As part of the tour which I dubbed "Sites of Modern and Contemporary Philippine Art Practice," I quickly brought the group to the museum where I work to see the show "Analog/Playground: Extensions to the Graphic," before piling them into a van to visit Green Papaya Art Projects, where they were warmly met by its director, the visual artist Norberto "Peewee" Roldan, and his wife, the contemporary dance practitioner and choreographer Donna Miranda. Serendipitously, it was the last day of Peewees highly successful exhibition of fetchingly framed works inspired by ex-votos, which piqued the interest of the guests who had quite an earful to say about their views on Catholic imagery.
Peewee very generously arranged to have the group meet with some of our leading young visual art practitioners who gamely engaged, with Mosquera in particular, in a repartee asking him questions about a lecture that he had given at the National Museum the day before.
For some, it was that rare and perfect opportunity to bring their works to the attention of a globe-trotting curator like Mosquera who, the very next day in fact, was scheduled to fly to Liverpool in order to curate another biennale!
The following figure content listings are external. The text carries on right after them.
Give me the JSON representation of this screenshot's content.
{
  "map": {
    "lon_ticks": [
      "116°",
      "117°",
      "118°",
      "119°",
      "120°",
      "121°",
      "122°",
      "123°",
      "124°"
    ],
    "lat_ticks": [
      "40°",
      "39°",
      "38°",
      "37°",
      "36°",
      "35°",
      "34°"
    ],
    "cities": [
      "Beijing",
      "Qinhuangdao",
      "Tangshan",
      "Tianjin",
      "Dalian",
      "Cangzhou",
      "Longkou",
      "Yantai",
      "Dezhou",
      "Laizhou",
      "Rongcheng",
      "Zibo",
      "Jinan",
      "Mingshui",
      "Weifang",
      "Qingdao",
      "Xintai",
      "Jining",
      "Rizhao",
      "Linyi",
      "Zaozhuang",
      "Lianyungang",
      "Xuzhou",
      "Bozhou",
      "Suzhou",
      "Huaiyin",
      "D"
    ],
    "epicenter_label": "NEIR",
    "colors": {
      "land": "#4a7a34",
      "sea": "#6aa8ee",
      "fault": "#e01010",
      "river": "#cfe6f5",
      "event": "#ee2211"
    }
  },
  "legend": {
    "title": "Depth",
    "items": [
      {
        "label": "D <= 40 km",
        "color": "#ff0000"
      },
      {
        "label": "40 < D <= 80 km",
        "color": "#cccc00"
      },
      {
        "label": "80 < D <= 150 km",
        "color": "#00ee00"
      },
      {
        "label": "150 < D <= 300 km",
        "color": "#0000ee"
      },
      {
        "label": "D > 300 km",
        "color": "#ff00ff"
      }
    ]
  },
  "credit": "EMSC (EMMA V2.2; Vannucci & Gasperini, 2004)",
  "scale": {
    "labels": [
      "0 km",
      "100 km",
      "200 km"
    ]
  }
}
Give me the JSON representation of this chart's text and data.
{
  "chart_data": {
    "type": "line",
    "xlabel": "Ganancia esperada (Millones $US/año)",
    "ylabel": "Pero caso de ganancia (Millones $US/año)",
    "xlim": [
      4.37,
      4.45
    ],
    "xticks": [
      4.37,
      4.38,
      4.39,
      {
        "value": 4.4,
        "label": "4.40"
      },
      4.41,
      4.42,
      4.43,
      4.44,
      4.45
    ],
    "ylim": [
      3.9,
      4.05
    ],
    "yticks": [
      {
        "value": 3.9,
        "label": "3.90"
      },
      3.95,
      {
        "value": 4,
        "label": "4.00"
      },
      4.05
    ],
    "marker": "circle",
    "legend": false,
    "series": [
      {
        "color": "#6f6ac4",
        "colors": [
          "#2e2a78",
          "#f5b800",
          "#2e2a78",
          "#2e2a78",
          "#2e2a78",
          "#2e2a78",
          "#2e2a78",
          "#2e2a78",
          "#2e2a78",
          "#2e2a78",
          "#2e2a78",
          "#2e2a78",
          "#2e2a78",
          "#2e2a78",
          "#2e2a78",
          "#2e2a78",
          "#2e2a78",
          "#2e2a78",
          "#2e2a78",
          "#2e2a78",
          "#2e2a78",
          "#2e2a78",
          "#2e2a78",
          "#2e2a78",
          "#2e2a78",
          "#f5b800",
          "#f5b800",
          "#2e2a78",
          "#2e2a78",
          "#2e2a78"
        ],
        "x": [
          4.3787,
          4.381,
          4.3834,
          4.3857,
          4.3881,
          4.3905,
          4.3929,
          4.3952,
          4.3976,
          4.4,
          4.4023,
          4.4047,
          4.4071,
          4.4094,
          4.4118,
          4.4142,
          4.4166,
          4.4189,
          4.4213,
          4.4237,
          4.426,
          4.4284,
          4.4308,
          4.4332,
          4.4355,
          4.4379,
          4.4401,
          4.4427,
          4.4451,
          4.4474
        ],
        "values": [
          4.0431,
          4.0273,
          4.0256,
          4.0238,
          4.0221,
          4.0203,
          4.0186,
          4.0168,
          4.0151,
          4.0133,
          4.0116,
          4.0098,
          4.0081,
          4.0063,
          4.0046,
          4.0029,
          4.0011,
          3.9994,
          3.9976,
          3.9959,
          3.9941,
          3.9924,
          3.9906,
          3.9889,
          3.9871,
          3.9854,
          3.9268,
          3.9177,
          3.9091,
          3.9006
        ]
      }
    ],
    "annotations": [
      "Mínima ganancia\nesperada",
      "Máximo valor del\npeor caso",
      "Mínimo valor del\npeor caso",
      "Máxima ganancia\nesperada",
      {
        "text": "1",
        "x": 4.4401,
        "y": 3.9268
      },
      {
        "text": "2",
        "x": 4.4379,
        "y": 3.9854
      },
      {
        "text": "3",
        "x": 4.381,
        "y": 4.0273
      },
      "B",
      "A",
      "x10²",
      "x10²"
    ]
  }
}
The last stop on the tour was the artists-run space Future Prospects inside the Marikina Shoe Expo in Cubao, where they were met by co-founders Gary-Ross Pastrana and 2004 Ateneo Art Award winner Louie Cordero. On show was "How I Learned to Stop Worrying and Love the Bomb," which showed paintings with witty imagery and annotations, and dark, cartoon-inspired prints by brothers Jonathan and 2005 Ateneo Art Award nominee Mariano Ching. It was heartening to hear that a number of the works had also been sold, mostly to a Kuala Lumpur-based gallery, which only reinforced the view that Filipino artists are truly filling the creative void in the region.
As we concluded our time together over dinner amidst the lush Greenbelt oasis, our thoughts turned to the richness and variety of the Philippine contemporary art scene, and its continued struggle for relevance in a maddening, economically-depressed, socially-volatile landscape.
Once again, it had taken outsiders to reassure us, yet pose the quandary: How was it possible for a country that holds such promise to allow itself to wallow in ugliness and shunt the agenda of beauty to the periphery?